While it isn't yet clear how many enrollees will have their subsidies invalidated, the implications of this probe could spell chaos for both patients and providers. In the first instance, one would expect that individuals found to be ineligible for their subsidies would be asked to make back payments on their premiums. That would likely cause a large number of enrollees to lose their coverage, either because they can't or don't want to pay unsubsidized premiums. It's possible that the termination of these enrollees' coverage would be retroactive (especially if they refuse to pay back subsidies they've already received).
In the meantime, these Obamacare enrollees are presently going to doctors and receiving medical care. Depending on when their coverage terminates, there is likely to be some confusion over whether patients were or were not insured at the time they received care.
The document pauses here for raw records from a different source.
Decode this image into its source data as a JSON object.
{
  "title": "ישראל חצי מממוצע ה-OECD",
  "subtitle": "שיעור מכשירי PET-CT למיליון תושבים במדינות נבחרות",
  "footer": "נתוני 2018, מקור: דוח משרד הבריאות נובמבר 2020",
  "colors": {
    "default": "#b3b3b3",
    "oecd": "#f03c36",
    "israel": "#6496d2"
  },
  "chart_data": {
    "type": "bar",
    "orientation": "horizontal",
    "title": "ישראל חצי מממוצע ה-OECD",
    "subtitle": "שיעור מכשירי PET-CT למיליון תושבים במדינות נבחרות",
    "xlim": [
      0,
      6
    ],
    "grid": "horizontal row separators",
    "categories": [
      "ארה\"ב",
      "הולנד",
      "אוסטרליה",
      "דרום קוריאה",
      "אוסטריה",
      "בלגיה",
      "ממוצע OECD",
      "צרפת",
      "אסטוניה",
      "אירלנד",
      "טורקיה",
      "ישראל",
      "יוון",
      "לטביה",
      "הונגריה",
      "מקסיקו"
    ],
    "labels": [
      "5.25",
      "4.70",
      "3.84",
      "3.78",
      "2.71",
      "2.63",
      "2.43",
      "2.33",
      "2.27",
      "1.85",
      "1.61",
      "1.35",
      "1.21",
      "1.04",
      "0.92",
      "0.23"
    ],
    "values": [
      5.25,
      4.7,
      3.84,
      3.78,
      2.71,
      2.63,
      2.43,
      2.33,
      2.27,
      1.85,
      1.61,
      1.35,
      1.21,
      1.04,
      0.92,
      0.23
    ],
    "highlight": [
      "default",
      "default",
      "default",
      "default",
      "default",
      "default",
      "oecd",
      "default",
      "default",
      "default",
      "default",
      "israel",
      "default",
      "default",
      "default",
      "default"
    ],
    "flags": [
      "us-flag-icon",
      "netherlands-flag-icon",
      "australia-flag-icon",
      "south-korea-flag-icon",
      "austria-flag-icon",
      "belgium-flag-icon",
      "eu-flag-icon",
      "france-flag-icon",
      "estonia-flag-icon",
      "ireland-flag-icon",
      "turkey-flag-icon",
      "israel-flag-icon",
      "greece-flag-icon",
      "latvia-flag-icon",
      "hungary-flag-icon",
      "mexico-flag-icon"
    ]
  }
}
In the private insurance market, these "member eligibility" issues often result in insurers retroactively denying coverage for services, and demanding that providers repay any insurance benefits that were paid out. The provider then faces the challenge of seeking repayment from the patient.
Depending on the scope and consequences of the government's probe, there are likely to be a raft of coverage terminations in its wake. If these terminations play out the way they typically do outside the context of Obamacare, we should expect widespread eligibility disputes and, potentially, recoupments from providers.